Morek and Congregation of Notre Dame Sr. Stacy Hanrahan, another UNANIMA member attending the conference, repeated many of the sticking points to the agreement widely discussed: differentiation in the financial and other responsibilities of countries historically responsible for greenhouse gas emissions; how to implement an agreement, and what level of emissions reductions they make the target.
"The countries are trying to deal with the issue as it affects them," Hanrahan said.
Both Hanrahan and Morek expressed pride with various aspects of U.S. positions, including support for the 1.5 degrees Celsius temperature goal advocated by many island and developing nations. On Monday, Secretary of State John Kerry told Mashable, "I think we should embrace it as a legitimate aspiration." He added the U.S. favors wording in the final text that indicates the 1.5 C target while maintaining the 2 C goal as a way to garner broader support.
The UNANIMA sisters said it stands as an early victory for island nations that the talks have included so much discussion about 1.5 degrees. However, mere talk won't give them greater security about the future of their homelands.
The two are among at least a dozen women religious serving as observers to the U.N. climate negotiations here. As observers, they can attend plenary sessions as well as meet with delegates. At the Ecuador pavilion, the sisters saw a banner stating Texaco and other oils companies "ought to pay" for environmental damage they caused in the country.
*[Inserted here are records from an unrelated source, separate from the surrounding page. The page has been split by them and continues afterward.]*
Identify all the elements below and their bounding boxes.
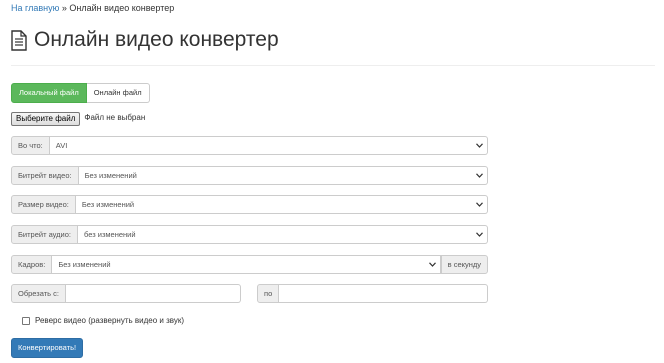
reverse-label[interactable]: Реверс видео (развернуть видео и звук) (35, 316, 184, 325)
audio-bitrate-group: Битрейт аудио: без изменений (11, 225, 488, 244)
file-picker: Выберите файл Файл не выбран (11, 112, 145, 126)
frames-value: Без изменений (58, 260, 111, 269)
breadcrumb: На главную » Онлайн видео конвертер (11, 2, 174, 14)
chevron-down-icon (476, 173, 483, 178)
video-bitrate-value: Без изменений (84, 171, 137, 180)
reverse-option: Реверс видео (развернуть видео и звук) (22, 316, 184, 325)
format-select[interactable]: AVI (49, 136, 488, 155)
trim-from-label: Обрезать с: (11, 284, 67, 303)
trim-group: Обрезать с: по (11, 284, 488, 303)
video-size-value: Без изменений (81, 200, 135, 209)
video-size-label: Размер видео: (11, 195, 76, 214)
chevron-down-icon (476, 232, 483, 237)
format-group: Во что: AVI (11, 136, 488, 155)
page: На главную » Онлайн видео конвертер Онла… (0, 0, 664, 363)
document-icon (11, 29, 27, 51)
chevron-down-icon (428, 262, 436, 267)
frames-group: Кадров: Без изменений в секунду (11, 255, 488, 274)
audio-bitrate-value: без изменений (84, 230, 136, 239)
trim-to-label: по (257, 284, 280, 303)
page-header: Онлайн видео конвертер (11, 27, 279, 53)
title-divider (11, 65, 655, 66)
chevron-down-icon (476, 143, 483, 148)
source-tabs: Локальный файл Онлайн файл (11, 83, 150, 103)
audio-bitrate-label: Битрейт аудио: (11, 225, 79, 244)
convert-button[interactable]: Конвертировать! (11, 338, 84, 358)
reverse-checkbox[interactable] (22, 316, 30, 325)
tab-local-file[interactable]: Локальный файл (11, 83, 87, 103)
breadcrumb-current: Онлайн видео конвертер (69, 3, 175, 13)
video-bitrate-label: Битрейт видео: (11, 166, 79, 185)
trim-from-input[interactable] (66, 284, 242, 303)
video-size-select[interactable]: Без изменений (75, 195, 488, 214)
breadcrumb-separator: » (61, 3, 67, 13)
frames-label: Кадров: (11, 255, 53, 274)
video-bitrate-select[interactable]: Без изменений (78, 166, 488, 185)
chevron-down-icon (476, 202, 483, 207)
video-size-group: Размер видео: Без изменений (11, 195, 488, 214)
choose-file-button[interactable]: Выберите файл (11, 112, 81, 126)
tab-online-file[interactable]: Онлайн файл (86, 83, 150, 103)
frames-select[interactable]: Без изменений (52, 255, 441, 274)
format-value: AVI (55, 141, 68, 150)
video-bitrate-group: Битрейт видео: Без изменений (11, 166, 488, 185)
frames-suffix: в секунду (440, 255, 488, 274)
audio-bitrate-select[interactable]: без изменений (78, 225, 488, 244)
file-status: Файл не выбран (84, 112, 146, 122)
trim-to-input[interactable] (279, 284, 488, 303)
trim-spacer (241, 284, 257, 303)
page-title: Онлайн видео конвертер (34, 28, 279, 51)
format-label: Во что: (11, 136, 50, 155)
breadcrumb-home-link[interactable]: На главную (11, 3, 59, 13)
The biggest role at COP21 for observers, though, is through their presence. Morek particularly recalls a message Ban gave to civil society before the Rio+ 20 Conference on Sustainable Development in 2012.
"He said, 'Go to Rio and the nations know you are there, and they know you are watching them, and they act differently when they know NGOs are there and civil society is watching them.' And so, we think that is part of our role, so we go up there and we fill up that gallery up there in the plenary," she said.
In interactions with diplomats and U.N. officials, Morek said they strive to connect climate change with a multitude of other issues, including women and children, trafficking, water and disarmament. The latter, an important focus for Hanrahan, has been largely omitted from the talks.
During an intervention in Tuesday's high-level meetings, Cardinal Peter Turkson, a member of the Vatican delegation to COP21, raised the issue of military investment in calling for delegates to be ambitious in their work.
"Experts tell us that the world's clean energy investment should be about $2 trillion a year between now and 2030. This enormous figure amounts to less than 2 percent of world GDP, and is roughly the same as annual military spending world-wide," he said in prepared remarks. "Thus, clearly, the issue is not so much 'Can the economy afford it?' as 'What are our priorities?'"
Turkson, head of the Pontifical Council for Justice and Peace, also used the opportunity to place the Vatican in the camp of a Paris agreement seeking a "well under 2 degrees" temperature limit. He went on to highlight public displays of environmental and social concern, including the Global Climate March (Nov. 29) he invited bishops worldwide not only to pray for but to encourage their dioceses to join.
"A great deal is at stake for every country," he said. "Progress has too long been based on fossil energy, to the detriment of the environment. This is the moment to take action."
The cardinal in his comments made frequent reference to Pope Francis' recent comments about COP21 and his encyclical "Laudato Si', on Care for Our Common Home."
"Humanity is one family. As brothers and sisters, we have only one home, one common home, and we all must care for it," Turkson said.
Hanrahan said that Francis and other faith leaders "have made it okay to say 'a moral imperative'" in the climate talks, a phrase in the past year more common on the lips of government officials.